Metal-organic framework membranes reinforced by wire mesh
Chinese chemists have developed a way to reinforce metal-organic framework-based membranes to toughen them against cracking. The process, which involves growing the porous polycrystalline films onto a wire mesh, could see the membranes used to collect hydrogen from waste gas streams.
MOF(metal organic framework)-based membranes have the potential to be used for a variety of gas separation and sensing purposes. But creating these films on a large scale has been difficult as the crystalline structure is prone to splitting apart.
Now, the team lead by Guangshan Zhu, at Jilin University in Changchun, have solved this problem by oxidising the surface of a copper wire mesh to create active copper (II) sites. As the MOF membrane grows on the mesh support, the fixed-copper ions become integrated into the copper-based MOF structure.
’Since the MOF membrane is tightly integrated with the copper net, it provides support in the same way that steel bars are used to make reinforced concrete,’ explains Zhu.
Using the net serves another purpose, Zhu adds, as it seeds the growth of the MOF - helping to template an ordered crystal structure across a large area. This ordered structure is crucial for the formation of regular sized pores that allow MOFs to accommodate specific gases.
’Our net-supported membrane shows a high permeability and selectivity for hydrogen gas,’ Zhu says - indicating that it could have potential to extract hydrogen from waste gas streams, although further optimisation would be required before this could be commercialised. To demonstrate the material’s resilience, the team re-used the membranes over a six month period, showing that they were stable and recyclable.
Zhu is also confident that different metals and other types of framework films - such as zeolitic imidazolate frameworks (ZIFs), which have a high affinity for CO2 - could benefit from being grown in this way.

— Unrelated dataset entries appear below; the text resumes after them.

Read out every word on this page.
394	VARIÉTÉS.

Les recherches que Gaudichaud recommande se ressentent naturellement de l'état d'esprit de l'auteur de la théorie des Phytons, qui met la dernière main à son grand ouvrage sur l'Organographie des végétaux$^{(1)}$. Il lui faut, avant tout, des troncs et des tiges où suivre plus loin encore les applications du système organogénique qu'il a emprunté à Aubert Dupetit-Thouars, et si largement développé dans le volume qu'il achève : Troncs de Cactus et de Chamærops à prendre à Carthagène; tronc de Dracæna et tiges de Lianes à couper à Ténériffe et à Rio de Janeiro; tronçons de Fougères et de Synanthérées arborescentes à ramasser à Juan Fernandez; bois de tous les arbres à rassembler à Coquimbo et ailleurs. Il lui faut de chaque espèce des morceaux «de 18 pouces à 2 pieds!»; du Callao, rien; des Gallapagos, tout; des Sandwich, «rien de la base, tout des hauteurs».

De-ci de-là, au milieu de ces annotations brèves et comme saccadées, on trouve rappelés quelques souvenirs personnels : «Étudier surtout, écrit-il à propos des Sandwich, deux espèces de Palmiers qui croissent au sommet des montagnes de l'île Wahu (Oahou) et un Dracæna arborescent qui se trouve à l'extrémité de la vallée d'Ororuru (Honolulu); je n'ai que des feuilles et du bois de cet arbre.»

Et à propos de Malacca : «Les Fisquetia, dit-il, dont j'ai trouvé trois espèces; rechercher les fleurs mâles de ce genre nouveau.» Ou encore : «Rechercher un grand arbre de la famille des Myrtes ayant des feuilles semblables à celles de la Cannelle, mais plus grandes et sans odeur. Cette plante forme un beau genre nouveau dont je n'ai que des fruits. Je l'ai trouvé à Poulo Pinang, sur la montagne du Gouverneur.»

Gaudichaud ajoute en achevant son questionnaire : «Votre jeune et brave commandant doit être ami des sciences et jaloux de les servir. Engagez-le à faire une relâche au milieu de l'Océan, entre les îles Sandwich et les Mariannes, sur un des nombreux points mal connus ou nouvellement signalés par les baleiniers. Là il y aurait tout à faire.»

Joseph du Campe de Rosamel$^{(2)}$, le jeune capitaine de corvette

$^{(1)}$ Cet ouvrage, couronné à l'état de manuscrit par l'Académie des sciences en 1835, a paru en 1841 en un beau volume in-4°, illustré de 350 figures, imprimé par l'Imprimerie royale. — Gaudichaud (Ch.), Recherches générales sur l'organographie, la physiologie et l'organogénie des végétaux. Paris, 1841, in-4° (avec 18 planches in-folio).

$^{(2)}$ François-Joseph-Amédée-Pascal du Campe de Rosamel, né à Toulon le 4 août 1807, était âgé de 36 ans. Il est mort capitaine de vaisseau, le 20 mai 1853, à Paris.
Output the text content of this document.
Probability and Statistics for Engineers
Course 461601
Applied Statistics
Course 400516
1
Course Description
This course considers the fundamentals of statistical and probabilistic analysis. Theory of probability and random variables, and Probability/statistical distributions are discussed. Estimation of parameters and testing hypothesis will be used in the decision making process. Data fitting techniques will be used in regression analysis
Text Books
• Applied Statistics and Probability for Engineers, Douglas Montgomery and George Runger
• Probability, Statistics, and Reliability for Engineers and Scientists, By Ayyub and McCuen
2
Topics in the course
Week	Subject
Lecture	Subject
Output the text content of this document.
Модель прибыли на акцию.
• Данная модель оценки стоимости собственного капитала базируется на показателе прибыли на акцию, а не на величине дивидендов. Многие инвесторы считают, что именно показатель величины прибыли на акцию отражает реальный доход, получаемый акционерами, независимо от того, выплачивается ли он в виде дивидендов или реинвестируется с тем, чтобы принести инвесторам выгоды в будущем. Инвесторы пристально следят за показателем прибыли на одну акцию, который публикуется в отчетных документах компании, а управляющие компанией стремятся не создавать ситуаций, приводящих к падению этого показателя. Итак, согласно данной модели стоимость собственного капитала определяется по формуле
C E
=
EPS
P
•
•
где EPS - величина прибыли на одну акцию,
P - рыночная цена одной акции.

’This is very interesting work, as one of the biggest challenges in using microporous solids for gas separations is fashioning membranes that don’t have cracks,’ says Jeffrey Long, an expert on MOFs at the University of California, Berkeley, US. ’Using a copper wire mesh apparently leads to intimate contacts between the mesh and the dense, polycrystalline framework layer - something that is worth investigating further.’